In this brooding Garden State meets Two of a Kind film, .Jim, a widower who still wears his wedding ring, struggles throughout the film to maintain a relationship with his two sons, Pete (Mark Webber), a hearing-impaired high school student, and Gabe (Aaron Stanford), who works chopping vegetables in a kitchen in their suburban town.
The film beautifully explores the challenges each one of these three men discretely faces while coming of age, and the effects their failed attempts at growth have on the already rapidly disintegrating, testosterone-charged family. When women suddenly enter the picture, things begin to take a turn for the better. Molly Ripken (Allison Janney, of The West Wing), a middle-aged house-sitter, begins making waves in Jim’s mourning habits by moving into the neighborhood. And Stacey (Michelle Monoghan) is supportive as Gabe’s girlfriend.

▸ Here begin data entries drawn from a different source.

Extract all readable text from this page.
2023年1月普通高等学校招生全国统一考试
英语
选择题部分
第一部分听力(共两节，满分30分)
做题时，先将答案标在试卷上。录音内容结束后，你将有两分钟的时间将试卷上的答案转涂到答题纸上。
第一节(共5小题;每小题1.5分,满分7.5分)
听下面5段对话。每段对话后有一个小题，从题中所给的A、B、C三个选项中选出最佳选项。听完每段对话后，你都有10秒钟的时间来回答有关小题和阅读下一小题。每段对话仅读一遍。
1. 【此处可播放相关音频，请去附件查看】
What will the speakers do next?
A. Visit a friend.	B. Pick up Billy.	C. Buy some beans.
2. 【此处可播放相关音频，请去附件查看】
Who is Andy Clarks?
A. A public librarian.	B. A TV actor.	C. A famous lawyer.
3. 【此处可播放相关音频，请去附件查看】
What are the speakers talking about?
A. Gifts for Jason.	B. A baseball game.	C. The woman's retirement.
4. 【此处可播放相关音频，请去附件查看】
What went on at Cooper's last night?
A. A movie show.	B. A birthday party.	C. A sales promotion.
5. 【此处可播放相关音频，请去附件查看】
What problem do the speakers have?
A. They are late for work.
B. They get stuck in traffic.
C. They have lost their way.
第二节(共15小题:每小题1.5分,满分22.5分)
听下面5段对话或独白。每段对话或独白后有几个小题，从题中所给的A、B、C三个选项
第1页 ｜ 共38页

These women serve to weave the backdrop for the Winter family’s emotional drama. While they force the Winter men to be truly honest with one another, the saga is ultimately not about them. Neither does it really concern Mr. Bricker (Ron Livingston), Pete’s summer school teacher, although he too contributes to the Winters’ progress as tries to motivate Pete.
What Winter Solstice ultimately asks the audience, in the words of Pete’s high school secretary, to simply “think about life.” The film’s dialogue is not overpowering, leaving the viewer to ponder this message through cinematographer Harlan Bosmajian’s examination of the faces, gestures, emotions, and brooding of each intensely portrayed character over a background of gorgeous spring and summertime views of small-town New Jersey.
It is all set to a relaxed, guitar-intensive sound track, featuring Iron and Wine, whom everyone heard in the background of—surprise—Garden State.
The aftertaste of the film is not unlike the smell of freshly shoveled earth, wet and rich, with a tinge of rusting, metallic, somehow refreshing discomfort. Winter Solstice’s digging up of buried familial emotions leaves you brooding, with the strange realization that leaving some relationships behind can actually help you feel alive.